Tahun ini Indonesia akan merayakan kemerdekaannya yang ke 72, setelah dijajah kolonial Belanda, Inggris dan Jepang silih berganti, tiga setengah abad lamanya. Dalam tiga dekade ke depan, Bangsa Indonesia akan memasuki usia satu abad, seratus tahun kemerdekaan; suatu batu pijak sejarah yang patut dipersiapkan dengan sebaik-baiknya.

Putaran Sejarah 20 Tahunan

Menengok ke belakang, setelah berabad-abad dijajah Belanda, sejarah pergerakan Indonesia dimulai pada awal abad ke 20, ditandai dengan lahirnya Boedi Oetomo tanggal 20 Mei 1908. Tonggak ini kita kenal dan kita kenang sebagai Hari Kebangkitan Nasional.
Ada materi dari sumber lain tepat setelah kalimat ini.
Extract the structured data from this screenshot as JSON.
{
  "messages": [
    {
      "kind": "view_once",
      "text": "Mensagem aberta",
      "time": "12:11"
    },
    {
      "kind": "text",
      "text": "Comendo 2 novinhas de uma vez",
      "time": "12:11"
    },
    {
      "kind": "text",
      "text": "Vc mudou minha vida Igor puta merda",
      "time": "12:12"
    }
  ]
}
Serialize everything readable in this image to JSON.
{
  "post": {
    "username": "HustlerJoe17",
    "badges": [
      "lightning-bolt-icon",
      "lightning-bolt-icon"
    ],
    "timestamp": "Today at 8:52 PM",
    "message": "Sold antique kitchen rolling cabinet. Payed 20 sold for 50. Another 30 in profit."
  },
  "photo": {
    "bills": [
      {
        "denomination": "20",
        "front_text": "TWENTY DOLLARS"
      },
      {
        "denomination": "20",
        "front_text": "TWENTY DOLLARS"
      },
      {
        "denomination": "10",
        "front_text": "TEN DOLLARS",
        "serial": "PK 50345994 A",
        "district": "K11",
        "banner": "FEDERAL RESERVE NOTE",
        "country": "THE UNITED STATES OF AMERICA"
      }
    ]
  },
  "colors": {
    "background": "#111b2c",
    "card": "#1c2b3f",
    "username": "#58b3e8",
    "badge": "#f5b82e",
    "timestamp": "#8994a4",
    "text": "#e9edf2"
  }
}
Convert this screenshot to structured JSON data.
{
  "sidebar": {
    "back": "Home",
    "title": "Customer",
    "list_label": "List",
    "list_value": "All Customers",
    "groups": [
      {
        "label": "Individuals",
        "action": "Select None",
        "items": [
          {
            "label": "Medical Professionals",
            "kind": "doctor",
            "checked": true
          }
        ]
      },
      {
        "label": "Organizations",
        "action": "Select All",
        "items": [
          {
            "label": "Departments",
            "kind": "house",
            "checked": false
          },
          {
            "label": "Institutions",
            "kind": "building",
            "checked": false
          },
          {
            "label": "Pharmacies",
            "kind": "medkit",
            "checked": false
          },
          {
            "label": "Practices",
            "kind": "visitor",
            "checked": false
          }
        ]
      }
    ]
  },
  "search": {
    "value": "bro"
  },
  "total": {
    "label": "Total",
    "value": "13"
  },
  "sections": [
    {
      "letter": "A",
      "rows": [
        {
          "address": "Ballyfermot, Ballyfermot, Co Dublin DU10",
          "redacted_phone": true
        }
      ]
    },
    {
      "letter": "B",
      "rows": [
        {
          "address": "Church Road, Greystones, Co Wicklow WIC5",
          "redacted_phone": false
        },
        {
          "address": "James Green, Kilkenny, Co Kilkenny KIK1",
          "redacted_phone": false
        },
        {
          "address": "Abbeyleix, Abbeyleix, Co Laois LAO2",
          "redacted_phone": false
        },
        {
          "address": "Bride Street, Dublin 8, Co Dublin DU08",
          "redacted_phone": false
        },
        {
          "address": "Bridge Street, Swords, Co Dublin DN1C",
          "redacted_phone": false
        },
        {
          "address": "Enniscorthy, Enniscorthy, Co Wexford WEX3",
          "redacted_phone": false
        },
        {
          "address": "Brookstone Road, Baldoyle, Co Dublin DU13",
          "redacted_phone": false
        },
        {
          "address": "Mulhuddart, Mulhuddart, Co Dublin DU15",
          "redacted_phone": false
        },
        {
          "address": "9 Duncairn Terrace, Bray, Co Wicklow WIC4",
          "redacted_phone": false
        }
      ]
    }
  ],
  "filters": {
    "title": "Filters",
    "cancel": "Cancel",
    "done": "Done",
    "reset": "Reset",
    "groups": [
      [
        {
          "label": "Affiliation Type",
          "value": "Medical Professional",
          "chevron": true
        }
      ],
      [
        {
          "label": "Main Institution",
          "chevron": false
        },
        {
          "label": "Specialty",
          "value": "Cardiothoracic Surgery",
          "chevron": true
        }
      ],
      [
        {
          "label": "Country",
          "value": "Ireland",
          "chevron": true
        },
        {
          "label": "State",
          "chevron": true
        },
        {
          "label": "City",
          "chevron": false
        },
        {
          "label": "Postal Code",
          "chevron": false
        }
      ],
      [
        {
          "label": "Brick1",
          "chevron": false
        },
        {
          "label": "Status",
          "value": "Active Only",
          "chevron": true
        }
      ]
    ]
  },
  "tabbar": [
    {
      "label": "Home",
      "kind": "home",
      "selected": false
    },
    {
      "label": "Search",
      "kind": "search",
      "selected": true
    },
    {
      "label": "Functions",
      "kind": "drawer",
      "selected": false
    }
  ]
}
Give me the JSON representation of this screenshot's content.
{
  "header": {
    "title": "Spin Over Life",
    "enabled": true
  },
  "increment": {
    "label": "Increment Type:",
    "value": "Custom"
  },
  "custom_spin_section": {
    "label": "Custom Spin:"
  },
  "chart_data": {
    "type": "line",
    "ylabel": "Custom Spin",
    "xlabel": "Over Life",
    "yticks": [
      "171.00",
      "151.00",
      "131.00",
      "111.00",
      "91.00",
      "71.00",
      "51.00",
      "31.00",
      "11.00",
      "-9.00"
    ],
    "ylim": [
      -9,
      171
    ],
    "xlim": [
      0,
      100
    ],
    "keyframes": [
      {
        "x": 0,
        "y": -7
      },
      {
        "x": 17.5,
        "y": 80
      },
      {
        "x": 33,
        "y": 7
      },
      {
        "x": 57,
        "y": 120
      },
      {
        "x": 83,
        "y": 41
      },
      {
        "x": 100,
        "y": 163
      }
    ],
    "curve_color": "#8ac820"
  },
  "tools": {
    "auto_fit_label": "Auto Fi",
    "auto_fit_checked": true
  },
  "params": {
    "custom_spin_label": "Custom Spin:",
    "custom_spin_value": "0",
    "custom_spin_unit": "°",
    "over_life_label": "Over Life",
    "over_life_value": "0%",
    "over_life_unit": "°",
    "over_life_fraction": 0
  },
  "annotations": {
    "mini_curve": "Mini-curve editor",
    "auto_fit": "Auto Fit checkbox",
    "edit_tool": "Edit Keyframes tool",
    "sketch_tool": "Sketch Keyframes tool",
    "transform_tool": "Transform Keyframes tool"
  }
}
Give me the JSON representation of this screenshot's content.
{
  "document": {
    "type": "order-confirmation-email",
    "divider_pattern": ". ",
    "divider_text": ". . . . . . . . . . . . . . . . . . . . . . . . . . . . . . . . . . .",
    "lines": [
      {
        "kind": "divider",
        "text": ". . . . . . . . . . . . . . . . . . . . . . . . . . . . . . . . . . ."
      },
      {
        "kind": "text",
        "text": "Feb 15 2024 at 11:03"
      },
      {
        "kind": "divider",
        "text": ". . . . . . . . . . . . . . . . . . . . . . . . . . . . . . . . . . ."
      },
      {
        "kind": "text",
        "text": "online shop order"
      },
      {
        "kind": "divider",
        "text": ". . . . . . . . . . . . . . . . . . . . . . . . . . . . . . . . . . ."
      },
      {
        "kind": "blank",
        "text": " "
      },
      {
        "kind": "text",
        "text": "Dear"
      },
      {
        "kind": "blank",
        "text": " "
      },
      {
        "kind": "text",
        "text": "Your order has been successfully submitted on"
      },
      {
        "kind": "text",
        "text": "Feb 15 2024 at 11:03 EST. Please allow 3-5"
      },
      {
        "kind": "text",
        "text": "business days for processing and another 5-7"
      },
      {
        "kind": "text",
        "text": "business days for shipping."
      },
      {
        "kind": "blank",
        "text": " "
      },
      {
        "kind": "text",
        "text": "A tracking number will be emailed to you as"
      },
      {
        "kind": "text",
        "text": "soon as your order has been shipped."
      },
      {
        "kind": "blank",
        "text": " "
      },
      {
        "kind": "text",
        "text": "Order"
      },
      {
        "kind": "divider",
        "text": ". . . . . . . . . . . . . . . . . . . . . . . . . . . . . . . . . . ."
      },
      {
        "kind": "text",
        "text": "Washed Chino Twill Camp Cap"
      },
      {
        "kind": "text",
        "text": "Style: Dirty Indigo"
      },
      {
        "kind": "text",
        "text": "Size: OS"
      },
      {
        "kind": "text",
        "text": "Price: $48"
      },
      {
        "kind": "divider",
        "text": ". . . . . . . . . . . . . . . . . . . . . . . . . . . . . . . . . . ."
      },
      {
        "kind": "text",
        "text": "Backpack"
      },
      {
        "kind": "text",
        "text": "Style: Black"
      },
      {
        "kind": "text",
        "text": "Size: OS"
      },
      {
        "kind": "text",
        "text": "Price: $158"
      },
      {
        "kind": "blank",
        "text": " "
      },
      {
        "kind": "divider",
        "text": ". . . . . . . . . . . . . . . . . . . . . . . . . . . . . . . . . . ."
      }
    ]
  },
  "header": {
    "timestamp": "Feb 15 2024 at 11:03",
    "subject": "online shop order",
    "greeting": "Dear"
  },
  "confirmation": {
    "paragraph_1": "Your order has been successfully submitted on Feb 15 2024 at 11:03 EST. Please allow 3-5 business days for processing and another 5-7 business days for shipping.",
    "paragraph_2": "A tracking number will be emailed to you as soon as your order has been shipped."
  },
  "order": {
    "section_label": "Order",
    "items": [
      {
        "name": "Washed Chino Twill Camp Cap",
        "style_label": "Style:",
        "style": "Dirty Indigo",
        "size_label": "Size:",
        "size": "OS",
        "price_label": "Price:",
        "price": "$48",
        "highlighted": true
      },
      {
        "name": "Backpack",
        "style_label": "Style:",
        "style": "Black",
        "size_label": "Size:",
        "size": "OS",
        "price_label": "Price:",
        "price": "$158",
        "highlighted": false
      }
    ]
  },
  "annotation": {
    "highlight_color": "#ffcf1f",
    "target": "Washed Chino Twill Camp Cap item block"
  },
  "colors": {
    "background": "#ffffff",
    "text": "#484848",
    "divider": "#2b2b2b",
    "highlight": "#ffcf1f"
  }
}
Perjalanan menjadi bangsa merdeka berdaulat selanjutnya mengikuti putaran sejarah duapuluh tahunan. Nama-nama besar para perintis kemerdekaan, pendiri bangsa, pejuang kemerdekaan menjadi mozaik yang hingga kini kita kenang dengan penuh kebanggaan.

Tahun 1945 kita memperoleh Kemerdekaan, hasil perjuangan darah, keringat dan airmata, buah pemikiran dan pergulatan para pendiri bangsa. Kemerdekaan yang diraih sebagai gabungan antara kegigihan, persiapan, kesiapan, dan momentum yang hadir paska Perang Dunia II.

Dua puluh tahun kemudian, 1965 perubahan politik terjadi menutup babakan pemerintahan Orde Lama dibawah kepemimpian Soekarno, memasuki Orde Baru di bawah kepemimpinan Soeharto. Orientasi politik yang berlebihan yang melupakan pembangunan ekonomi menjadi pendorong tumbangnya Orde Lama.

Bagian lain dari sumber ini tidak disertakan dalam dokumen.